Cages | Teen Ink

Cages

October 12, 2018
By RLCarter BRONZE, Iowa City, Iowa
RLCarter BRONZE, Iowa City, Iowa
1 article 0 photos 0 comments

Instructions: First read through the poem, then take a minute to analyze the language. After you feel you have done this for long enough, read the excerpt at the bottom of the poem. Once you have read this, go back and read through the poem.


Cages

By Ryan Carter


Trapped inside from the blaze of guns

We rarely see the refreshing sun

A destruction of their own creation

Our “protectors” revel at our loss


Father says I need to stay inside

Any shifting behind the door, hide

While he races on top of the buildings

Living from day to day


Playground turned into a plain

As neighbours flee by train

Friends no longer present

Floated away like clouds, forever they ascend


Finally father arrives home

With paper we would make planes

Soaring into a land of liberty

Rights no longer shackled in chains


Possibilities with no end in sight

Maybe that’s where they all floated off to

Vast green grass covered in dew

Land where people hold the might


Gliding across a golden magenta sky

Leaving behind what little we had, severing our last ties

My dreams blossoming into reality

Nearing the light at the end of the tunnel


Vast metal and glass prisms coat the ground

Our final refuge found at last

But into the birds nest

Black crows plumet upon us


That light at the end of a tunnel

Ends up being a window

Dreams looking back within depressing reflections

Trapped in the empty abyss


Dad repeating these foreign sounds

“No law respecting establishment of religion”

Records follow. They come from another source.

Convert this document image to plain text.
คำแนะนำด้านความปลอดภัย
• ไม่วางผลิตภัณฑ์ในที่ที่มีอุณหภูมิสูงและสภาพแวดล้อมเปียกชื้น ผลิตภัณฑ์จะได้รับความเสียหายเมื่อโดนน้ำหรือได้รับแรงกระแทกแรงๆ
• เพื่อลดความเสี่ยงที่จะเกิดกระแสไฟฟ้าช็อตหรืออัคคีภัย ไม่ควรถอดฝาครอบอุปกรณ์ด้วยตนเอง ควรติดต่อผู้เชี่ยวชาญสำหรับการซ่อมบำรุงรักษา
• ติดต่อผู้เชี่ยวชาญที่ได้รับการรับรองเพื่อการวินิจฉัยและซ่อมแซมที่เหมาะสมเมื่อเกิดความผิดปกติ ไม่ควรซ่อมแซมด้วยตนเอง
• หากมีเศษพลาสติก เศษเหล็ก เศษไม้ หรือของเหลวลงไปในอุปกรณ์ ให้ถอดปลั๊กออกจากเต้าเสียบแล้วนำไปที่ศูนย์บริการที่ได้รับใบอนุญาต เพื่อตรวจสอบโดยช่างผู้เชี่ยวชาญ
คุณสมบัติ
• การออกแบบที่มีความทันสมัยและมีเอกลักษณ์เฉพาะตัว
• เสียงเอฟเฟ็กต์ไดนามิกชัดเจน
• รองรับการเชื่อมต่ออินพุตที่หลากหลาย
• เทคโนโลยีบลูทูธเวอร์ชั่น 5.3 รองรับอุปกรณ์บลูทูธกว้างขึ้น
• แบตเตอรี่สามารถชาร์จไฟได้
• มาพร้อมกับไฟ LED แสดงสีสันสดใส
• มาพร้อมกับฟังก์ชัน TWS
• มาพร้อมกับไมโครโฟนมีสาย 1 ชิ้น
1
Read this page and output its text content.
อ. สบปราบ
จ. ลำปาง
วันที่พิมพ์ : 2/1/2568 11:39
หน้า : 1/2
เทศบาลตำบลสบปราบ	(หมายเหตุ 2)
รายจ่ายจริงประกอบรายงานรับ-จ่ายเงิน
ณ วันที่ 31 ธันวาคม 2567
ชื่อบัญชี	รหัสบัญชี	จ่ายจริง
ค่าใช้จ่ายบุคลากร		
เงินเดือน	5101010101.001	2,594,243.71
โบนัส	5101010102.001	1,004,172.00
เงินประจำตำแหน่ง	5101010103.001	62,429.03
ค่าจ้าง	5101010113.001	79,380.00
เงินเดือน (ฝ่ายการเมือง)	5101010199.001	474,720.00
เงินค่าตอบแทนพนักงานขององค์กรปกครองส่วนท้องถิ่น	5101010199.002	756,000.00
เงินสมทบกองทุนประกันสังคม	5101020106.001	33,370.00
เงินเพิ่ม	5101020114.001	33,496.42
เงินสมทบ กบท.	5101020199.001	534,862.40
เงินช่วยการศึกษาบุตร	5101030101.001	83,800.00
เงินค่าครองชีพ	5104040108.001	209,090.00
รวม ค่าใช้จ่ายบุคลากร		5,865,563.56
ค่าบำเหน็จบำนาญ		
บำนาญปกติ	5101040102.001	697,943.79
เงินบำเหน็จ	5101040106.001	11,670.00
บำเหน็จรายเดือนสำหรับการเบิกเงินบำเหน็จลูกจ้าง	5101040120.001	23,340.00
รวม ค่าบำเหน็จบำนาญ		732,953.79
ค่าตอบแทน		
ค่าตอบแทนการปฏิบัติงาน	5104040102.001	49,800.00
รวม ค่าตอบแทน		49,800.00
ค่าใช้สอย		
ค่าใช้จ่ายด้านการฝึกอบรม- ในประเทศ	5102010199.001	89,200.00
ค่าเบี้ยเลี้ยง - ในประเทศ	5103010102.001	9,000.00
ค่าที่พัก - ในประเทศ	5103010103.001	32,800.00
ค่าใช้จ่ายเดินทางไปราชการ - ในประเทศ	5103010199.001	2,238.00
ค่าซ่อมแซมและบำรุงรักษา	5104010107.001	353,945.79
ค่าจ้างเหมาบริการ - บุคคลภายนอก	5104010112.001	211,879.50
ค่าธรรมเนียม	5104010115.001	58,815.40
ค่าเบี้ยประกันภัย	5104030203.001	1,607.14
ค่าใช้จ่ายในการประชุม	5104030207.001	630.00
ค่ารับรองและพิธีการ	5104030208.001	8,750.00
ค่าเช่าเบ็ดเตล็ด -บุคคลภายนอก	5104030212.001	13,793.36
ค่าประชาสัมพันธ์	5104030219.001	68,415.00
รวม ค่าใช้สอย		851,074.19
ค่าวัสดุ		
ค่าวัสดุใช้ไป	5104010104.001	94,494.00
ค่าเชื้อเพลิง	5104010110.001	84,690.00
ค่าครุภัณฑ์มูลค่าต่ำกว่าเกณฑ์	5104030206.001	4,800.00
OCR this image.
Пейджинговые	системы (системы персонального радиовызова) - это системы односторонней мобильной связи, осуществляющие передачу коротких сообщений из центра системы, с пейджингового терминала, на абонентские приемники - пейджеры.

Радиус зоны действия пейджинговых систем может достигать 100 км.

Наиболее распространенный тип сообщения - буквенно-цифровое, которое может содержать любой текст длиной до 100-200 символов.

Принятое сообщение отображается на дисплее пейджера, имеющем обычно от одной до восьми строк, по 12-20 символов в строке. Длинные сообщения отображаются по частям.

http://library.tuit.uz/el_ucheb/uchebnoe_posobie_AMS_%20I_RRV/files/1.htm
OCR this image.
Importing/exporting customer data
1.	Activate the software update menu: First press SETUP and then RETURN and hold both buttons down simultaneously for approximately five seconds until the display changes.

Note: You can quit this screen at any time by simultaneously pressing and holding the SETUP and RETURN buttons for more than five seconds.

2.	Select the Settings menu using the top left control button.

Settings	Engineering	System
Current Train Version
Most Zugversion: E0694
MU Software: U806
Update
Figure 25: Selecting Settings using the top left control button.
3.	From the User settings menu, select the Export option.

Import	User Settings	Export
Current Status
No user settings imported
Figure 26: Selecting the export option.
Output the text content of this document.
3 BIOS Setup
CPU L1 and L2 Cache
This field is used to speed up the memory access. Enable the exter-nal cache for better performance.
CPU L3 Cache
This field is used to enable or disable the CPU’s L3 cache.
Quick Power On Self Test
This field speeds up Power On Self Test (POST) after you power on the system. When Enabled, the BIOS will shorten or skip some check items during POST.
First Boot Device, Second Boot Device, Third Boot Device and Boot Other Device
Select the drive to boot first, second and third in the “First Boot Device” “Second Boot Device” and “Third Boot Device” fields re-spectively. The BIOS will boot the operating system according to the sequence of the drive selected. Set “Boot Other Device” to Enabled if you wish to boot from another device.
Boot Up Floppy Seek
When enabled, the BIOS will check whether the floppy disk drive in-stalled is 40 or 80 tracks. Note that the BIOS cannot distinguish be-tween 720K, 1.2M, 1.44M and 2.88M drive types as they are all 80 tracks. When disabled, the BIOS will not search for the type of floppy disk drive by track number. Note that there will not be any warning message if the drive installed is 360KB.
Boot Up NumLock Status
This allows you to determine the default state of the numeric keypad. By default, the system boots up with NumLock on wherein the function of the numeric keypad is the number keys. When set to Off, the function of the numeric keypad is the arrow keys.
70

Crows dragging us to a metal raptor

Plucked from sanctuary


Trapped in a tin can

Fear streaming from mom and dad’s silhouettes

Return to our bleak world

As even the ice of promise melts

 

 

This poem is from the point of view of a 6-7 year old child that is from Syria, and is part of the Sunni Islam majority that is being persecuted by the Shi’a Islam minority that has control of the government. Because of the ongoing civil war going on in Syria, as part of a government attempt to control the public they put a tighter grip on their citizens. However the child’s family is caught in the crossfire of this, with the destruction of the war making their lives harder and harder and the government checkpoints requesting for members of the public to join the armed forces to stop the civil war.The third line of the first stanza the “their” is a reference to the government and their military power over the Syrian Rebels. At the beginning and through to the point right before they arrive in the United States, the poem has a somewhat consistent rhyme scheme as the child is more or less in a state of daydreaming, hoping for change or a better future than actually has that future put right before them. The change of this to a less lyrical and winding flow of the poem I chose on purpose to really emphasize the confusion and uncertainty of what is happening in the eyes of the child.


The author's comments:

When writing this piece, I was really trying to experiment with the effects of flow and the feel of the words when reading the poem and the impact of these. For example, the changes in rhyme scheme are used to change the mood of the poem for the reader. This change ultimately is to alter the interpretation of the poem.